I have a particular requirement where I need to dedupe a list of objects based on a combination of equality criteria.
e.g. Two Student
objects are equal if:
1. firstName and id are same OR 2. lastName, class, and emailId are same
I was planning to use a Set
to remove duplicates. However, there's a problem:
I can override the equals
method but the hashCode
method may not return same hash code for two equal objects.
@Override
public boolean equals(Object obj) {
if (this == obj)
return true;
if (obj == null)
return false;
if (getClass() != obj.getClass())
return false;
Student other = (Student) obj;
if ((firstName.equals(other.firstName) && id==other.id) ||
(lastName.equals(other.lastName) && class==other.class && emailId.equals(other.emailId ))
return true;
return false;
}
Now I cannot override hashCode
method in a way that it returns same hash codes for two objects that are equal according to this equals
method.
Is there a way to dedupe based on multiple equality criteria?

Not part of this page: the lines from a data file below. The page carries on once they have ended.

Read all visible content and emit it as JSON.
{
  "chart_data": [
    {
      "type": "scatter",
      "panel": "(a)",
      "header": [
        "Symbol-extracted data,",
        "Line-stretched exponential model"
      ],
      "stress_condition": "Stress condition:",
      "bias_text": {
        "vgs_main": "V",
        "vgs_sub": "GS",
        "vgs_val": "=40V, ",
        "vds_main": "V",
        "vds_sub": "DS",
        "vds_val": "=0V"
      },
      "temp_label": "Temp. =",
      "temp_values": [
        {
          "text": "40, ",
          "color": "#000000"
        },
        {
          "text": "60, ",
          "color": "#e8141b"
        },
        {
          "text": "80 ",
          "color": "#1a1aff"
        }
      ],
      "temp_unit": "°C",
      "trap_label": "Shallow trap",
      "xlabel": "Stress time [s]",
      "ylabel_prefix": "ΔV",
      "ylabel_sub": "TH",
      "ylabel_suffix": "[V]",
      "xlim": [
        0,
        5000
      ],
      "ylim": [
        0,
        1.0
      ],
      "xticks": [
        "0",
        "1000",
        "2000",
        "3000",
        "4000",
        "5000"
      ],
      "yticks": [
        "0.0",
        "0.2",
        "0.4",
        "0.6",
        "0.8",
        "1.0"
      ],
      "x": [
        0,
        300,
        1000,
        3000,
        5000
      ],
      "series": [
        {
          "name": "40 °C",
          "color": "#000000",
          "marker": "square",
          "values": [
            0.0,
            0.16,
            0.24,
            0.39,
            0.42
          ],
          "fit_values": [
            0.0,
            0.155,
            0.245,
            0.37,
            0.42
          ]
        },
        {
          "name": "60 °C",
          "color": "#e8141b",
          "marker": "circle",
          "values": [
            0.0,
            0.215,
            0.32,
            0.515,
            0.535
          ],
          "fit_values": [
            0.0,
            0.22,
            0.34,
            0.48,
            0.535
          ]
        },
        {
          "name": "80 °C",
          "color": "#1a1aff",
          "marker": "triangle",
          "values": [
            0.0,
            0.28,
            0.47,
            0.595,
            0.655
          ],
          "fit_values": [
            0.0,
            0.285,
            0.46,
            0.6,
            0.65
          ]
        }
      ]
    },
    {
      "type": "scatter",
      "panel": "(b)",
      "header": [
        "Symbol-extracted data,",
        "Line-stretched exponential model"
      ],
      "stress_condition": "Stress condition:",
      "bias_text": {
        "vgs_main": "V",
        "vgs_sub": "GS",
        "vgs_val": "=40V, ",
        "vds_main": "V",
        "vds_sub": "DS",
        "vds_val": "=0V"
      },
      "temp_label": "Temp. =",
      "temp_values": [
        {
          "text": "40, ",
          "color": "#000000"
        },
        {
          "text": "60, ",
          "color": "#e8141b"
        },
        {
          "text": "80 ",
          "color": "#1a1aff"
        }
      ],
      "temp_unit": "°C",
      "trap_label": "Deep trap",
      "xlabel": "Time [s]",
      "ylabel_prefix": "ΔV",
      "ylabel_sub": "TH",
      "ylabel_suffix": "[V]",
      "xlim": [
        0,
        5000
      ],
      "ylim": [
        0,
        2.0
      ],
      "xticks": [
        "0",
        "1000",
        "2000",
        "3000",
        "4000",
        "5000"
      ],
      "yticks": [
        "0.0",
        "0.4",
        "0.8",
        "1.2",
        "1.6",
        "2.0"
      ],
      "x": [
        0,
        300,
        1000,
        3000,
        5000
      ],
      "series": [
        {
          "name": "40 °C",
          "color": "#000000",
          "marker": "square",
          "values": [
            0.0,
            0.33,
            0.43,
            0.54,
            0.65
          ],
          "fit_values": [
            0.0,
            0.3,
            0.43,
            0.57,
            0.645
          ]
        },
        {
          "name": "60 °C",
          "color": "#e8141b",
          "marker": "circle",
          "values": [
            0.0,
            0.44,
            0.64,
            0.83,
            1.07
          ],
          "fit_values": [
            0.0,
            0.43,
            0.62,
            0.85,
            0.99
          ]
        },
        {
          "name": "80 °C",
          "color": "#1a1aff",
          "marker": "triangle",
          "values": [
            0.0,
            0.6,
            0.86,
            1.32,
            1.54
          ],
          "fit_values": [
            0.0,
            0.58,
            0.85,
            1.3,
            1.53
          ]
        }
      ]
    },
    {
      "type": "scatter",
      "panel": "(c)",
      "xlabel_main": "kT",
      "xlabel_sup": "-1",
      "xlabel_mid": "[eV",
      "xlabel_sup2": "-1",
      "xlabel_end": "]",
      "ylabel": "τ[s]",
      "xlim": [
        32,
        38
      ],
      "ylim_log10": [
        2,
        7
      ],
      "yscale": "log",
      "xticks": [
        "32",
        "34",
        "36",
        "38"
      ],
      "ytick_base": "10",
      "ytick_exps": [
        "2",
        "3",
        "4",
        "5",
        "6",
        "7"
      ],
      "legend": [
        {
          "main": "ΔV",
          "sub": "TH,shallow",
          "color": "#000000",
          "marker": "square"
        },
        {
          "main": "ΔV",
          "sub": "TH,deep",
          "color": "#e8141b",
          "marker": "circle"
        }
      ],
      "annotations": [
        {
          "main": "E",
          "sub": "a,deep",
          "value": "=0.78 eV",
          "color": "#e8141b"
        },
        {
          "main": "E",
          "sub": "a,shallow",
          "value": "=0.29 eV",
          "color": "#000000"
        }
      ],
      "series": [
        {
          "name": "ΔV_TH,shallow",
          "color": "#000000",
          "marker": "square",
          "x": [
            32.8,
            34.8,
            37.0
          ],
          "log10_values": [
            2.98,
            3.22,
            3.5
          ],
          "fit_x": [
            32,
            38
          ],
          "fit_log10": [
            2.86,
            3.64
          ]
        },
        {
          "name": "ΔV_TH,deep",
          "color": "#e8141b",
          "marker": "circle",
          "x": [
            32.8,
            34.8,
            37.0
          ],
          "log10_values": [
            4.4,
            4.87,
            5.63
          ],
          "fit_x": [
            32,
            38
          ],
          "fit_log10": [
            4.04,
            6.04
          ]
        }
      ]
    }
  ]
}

I considered using a List
and then using the contains
method to check if the element is already there, but this increases the complexity as contains runs in O(n) time. I don't want to return the exact same hash codes for all the objects as that's just increases the time and beats the purpose of using hash codes. I've also considered sorting items using a custom comparator, but that again takes at least O(n log n), plus one more walk through to remove the duplicates.
As of now, the best solution I have is to maintain two different sets, one for each condition and use that to build a List
, but that takes almost three times the memory. I'm looking for a faster and memory efficient way as I'll be dealing with a large number of records.